Are You a Hands-on or Hands-off Investor… or Both?
Everyone wants passive income and scour the internet looking for ways to supplement or increase their income. Whether the motivation is for retirement planning or simply wanting some extra cash, the belief is that increasing your number of revenue streams is the right thing to do — and this applies to professional investors too.
The bottom line here is that you need to have a basic investment plan which should provide you with a level of growth you would be happy with. This could be for your primary revenue source or if you are planning for retirement — either way you’ll be hampering your chances for success if you don’t have a strategy in place.

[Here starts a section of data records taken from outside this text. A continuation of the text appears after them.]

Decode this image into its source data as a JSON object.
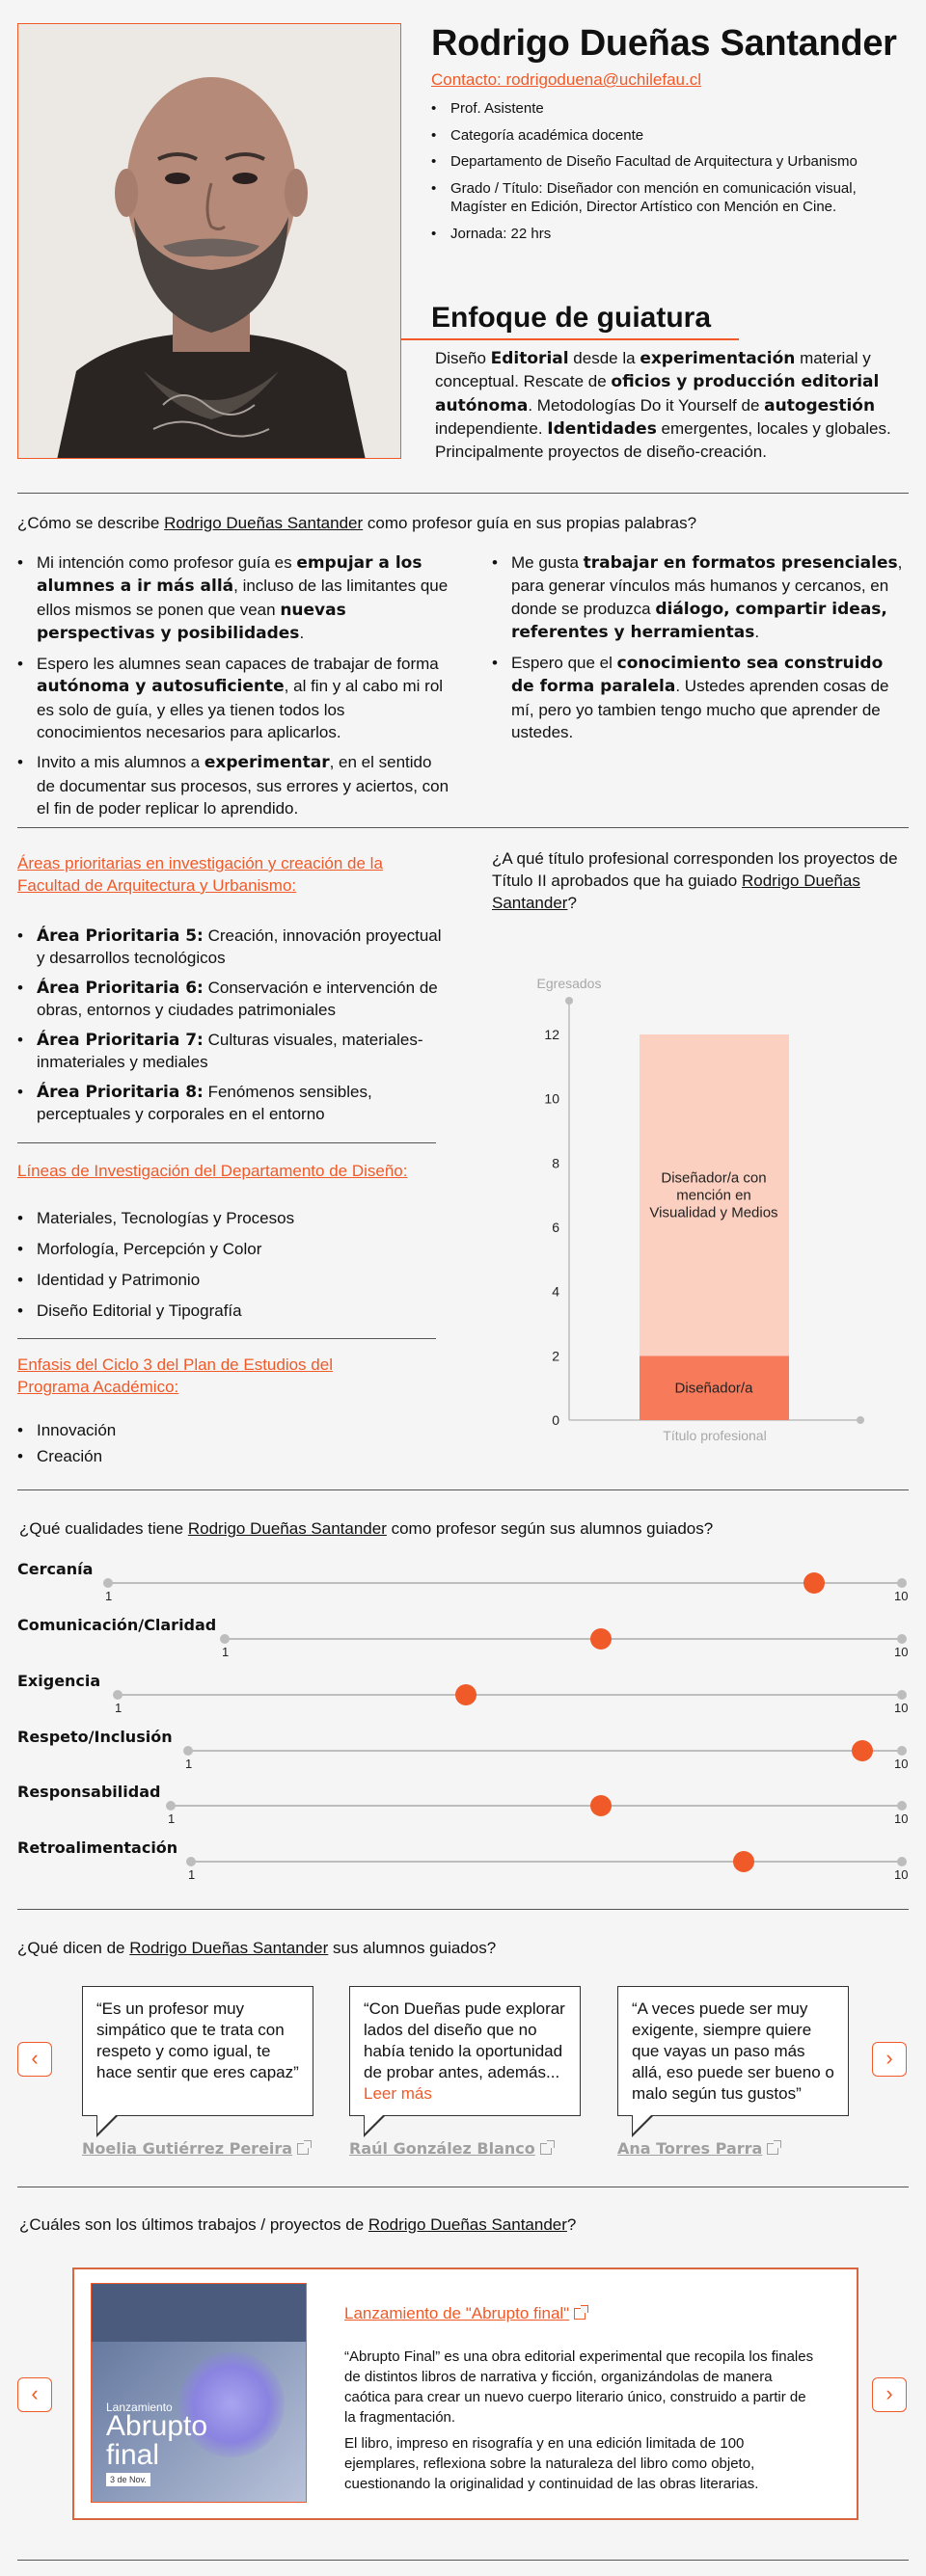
{
  "profile": {
    "name": "Rodrigo Dueñas Santander",
    "contact": "Contacto: rodrigoduena@uchilefau.cl",
    "items": [
      "Prof. Asistente",
      "Categoría académica docente",
      "Departamento de Diseño Facultad de Arquitectura y Urbanismo",
      "Grado / Título: Diseñador con mención en comunicación visual, Magíster en Edición, Director Artístico con Mención en Cine.",
      "Jornada: 22 hrs"
    ]
  },
  "focus": {
    "title": "Enfoque de guiatura",
    "t1": "Diseño ",
    "b1": "Editorial",
    "t2": " desde la ",
    "b2": "experimentación",
    "t3": " material y conceptual. Rescate de ",
    "b3": "oficios y producción editorial autónoma",
    "t4": ". Metodologías Do it Yourself de ",
    "b4": "autogestión",
    "t5": " independiente. ",
    "b5": "Identidades",
    "t6": " emergentes, locales y globales. Principalmente proyectos de diseño-creación."
  },
  "describe": {
    "q_pre": "¿Cómo se describe ",
    "q_name": "Rodrigo Dueñas Santander",
    "q_post": " como profesor guía en sus propias palabras?",
    "l1a": "Mi intención como profesor guía es ",
    "l1b": "empujar a los alumnes a ir más allá",
    "l1c": ", incluso de las limitantes que ellos mismos se ponen que vean ",
    "l1d": "nuevas perspectivas y posibilidades",
    "l1e": ".",
    "l2a": "Espero les alumnes sean capaces de trabajar de forma ",
    "l2b": "autónoma y autosuficiente",
    "l2c": ", al fin y al cabo mi rol es solo de guía, y elles ya tienen todos los conocimientos necesarios para aplicarlos.",
    "l3a": "Invito a mis alumnos a ",
    "l3b": "experimentar",
    "l3c": ", en el sentido de documentar sus procesos, sus errores y aciertos, con el fin de poder replicar lo aprendido.",
    "r1a": "Me gusta ",
    "r1b": "trabajar en formatos presenciales",
    "r1c": ", para generar vínculos más humanos y cercanos, en donde se produzca ",
    "r1d": "diálogo, compartir ideas, referentes y herramientas",
    "r1e": ".",
    "r2a": "Espero que el ",
    "r2b": "conocimiento sea construido de forma paralela",
    "r2c": ". Ustedes aprenden cosas de mí, pero yo tambien tengo mucho que aprender de ustedes."
  },
  "areas": {
    "title": "Áreas prioritarias en investigación y creación de la Facultad de Arquitectura y Urbanismo:",
    "items": [
      {
        "label": "Área Prioritaria 5:",
        "text": " Creación, innovación proyectual y desarrollos tecnológicos"
      },
      {
        "label": "Área Prioritaria 6:",
        "text": " Conservación e intervención de obras, entornos y ciudades patrimoniales"
      },
      {
        "label": "Área Prioritaria 7:",
        "text": " Culturas visuales, materiales-inmateriales y mediales"
      },
      {
        "label": "Área Prioritaria 8:",
        "text": " Fenómenos sensibles, perceptuales y corporales en el entorno"
      }
    ]
  },
  "lineas": {
    "title": "Líneas de Investigación del Departamento de Diseño:",
    "items": [
      "Materiales, Tecnologías y Procesos",
      "Morfología, Percepción y Color",
      "Identidad y Patrimonio",
      "Diseño Editorial y Tipografía"
    ]
  },
  "enfasis": {
    "title": "Enfasis del Ciclo 3 del Plan de Estudios del Programa Académico:",
    "items": [
      "Innovación",
      "Creación"
    ]
  },
  "titulo_q": {
    "pre": "¿A qué título profesional corresponden los proyectos de Título II aprobados que ha guiado ",
    "name": "Rodrigo Dueñas Santander",
    "post": "?"
  },
  "chart_data": {
    "type": "bar",
    "ylabel": "Egresados",
    "xlabel": "Título profesional",
    "ylim": [
      0,
      12
    ],
    "yticks": [
      0,
      2,
      4,
      6,
      8,
      10,
      12
    ],
    "stacked": true,
    "series": [
      {
        "name": "Diseñador/a",
        "value": 2,
        "color": "#f77b5b"
      },
      {
        "name": "Diseñador/a con mención en Visualidad y Medios",
        "value": 10,
        "color": "#fcd0c0"
      }
    ]
  },
  "qualities": {
    "q_pre": "¿Qué cualidades tiene ",
    "q_name": "Rodrigo Dueñas Santander",
    "q_post": " como profesor según sus alumnos guiados?",
    "min": "1",
    "max": "10",
    "items": [
      {
        "label": "Cercanía",
        "value": 9
      },
      {
        "label": "Comunicación/Claridad",
        "value": 6
      },
      {
        "label": "Exigencia",
        "value": 5
      },
      {
        "label": "Respeto/Inclusión",
        "value": 9.5
      },
      {
        "label": "Responsabilidad",
        "value": 6.3
      },
      {
        "label": "Retroalimentación",
        "value": 8
      }
    ]
  },
  "testimonials": {
    "q_pre": "¿Qué dicen de ",
    "q_name": "Rodrigo Dueñas Santander",
    "q_post": " sus alumnos guiados?",
    "items": [
      {
        "quote": "“Es un profesor muy simpático que te trata con respeto y como igual, te hace sentir que eres capaz”",
        "more": "",
        "author": "Noelia Gutiérrez Pereira"
      },
      {
        "quote": "“Con Dueñas pude explorar lados del diseño que no había tenido la oportunidad de probar antes, además...",
        "more": "Leer más",
        "author": "Raúl González Blanco"
      },
      {
        "quote": "“A veces puede ser muy exigente, siempre quiere que vayas un paso más allá, eso puede ser bueno o malo según tus gustos”",
        "more": "",
        "author": "Ana Torres Parra"
      }
    ]
  },
  "projects": {
    "q_pre": "¿Cuáles son los últimos trabajos / proyectos de ",
    "q_name": "Rodrigo Dueñas Santander",
    "q_post": "?",
    "title": "Lanzamiento de \"Abrupto final\"",
    "p1": "“Abrupto Final” es una obra editorial experimental que recopila los finales de distintos libros de narrativa y ficción, organizándolas de manera caótica para crear un nuevo cuerpo literario único, construido a partir de la fragmentación.",
    "p2": "El libro, impreso en risografía y en una edición limitada de 100 ejemplares, reflexiona sobre la naturaleza del libro como objeto, cuestionando la originalidad y continuidad de las obras literarias.",
    "poster": {
      "label": "Lanzamiento",
      "title1": "Abrupto",
      "title2": "final",
      "date": "3 de Nov."
    }
  },
  "colors": {
    "accent": "#f05a28",
    "bar_dark": "#f77b5b",
    "bar_light": "#fcd0c0"
  }
}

There are basically two schools of thought although you can get some that sit in between. Firstly, you have the hands-on style of investing where it’s almost like you are running a small business since you are more actively involved in preparing and executing against whatever it is that you hope will be making you money. The other option is the hands-off version in which you set an expectation on what your minimum returns are going to be and seek out options which require no active involvement. The idea here is to be able make a few minor tweaks or changes throughout the year but otherwise rely on the investment running on autopilot.
A good example would be comparing single family/multifamily to REIT’s. With single or multifamily real estate, you can benefit from great liquidity in that you can sell at any time and gain from appreciated values whilst profiting and having debt paid down on the asset over time from subsequent rental payments. On the flip side you also have the all-to-common tenant issues that can occur such as having to deal with plumbing issues, missed rental payments, roofing, maintenance and other repairs. These can easily eat away at your profits if not kept in check. Now if we look at REIT’s you can expect a hands-off investment which will provide you with a minimal ROI expectation but now you are entrusting your money with someone else to manage it all for you. Now this is great if you’ve qualified it well and everything goes to plan with funds being allocated correctly. However, on the flip side you could also end up in a situation where the REIT may have mismanaged allocations and those shares which paid you a guaranteed yearly preferred return of 8% are now worth a fraction of the price so apart from the income it produced your ownership hasn’t made you anything, or perhaps even put you at an overall loss. This is just a small very obvious example but I will be delving deeper into the framework surrounding REITS and comparing different types of investment structures in later posts so stay tuned!
My personal opinion here is that I think it is good idea to have some experience with hands-on investments as it helps you better qualify the hands-off options presented to you. By having a small part of your portfolio being assets you actively manage I think, keeps you ahead of the curve. By doing something hands-on means you are constantly having to overcome obstacles by educating yourself, adapting and dealing with unpleasant situations, variables and anomalies. If you focus your portfolio solely on hands-off asset classes you may be at a disadvantage in terms of being able to qualify what is good and what is not. Having real-world hands-on experience is a must and is vital for any investment decisions you make going forward. You could say that about most things in life!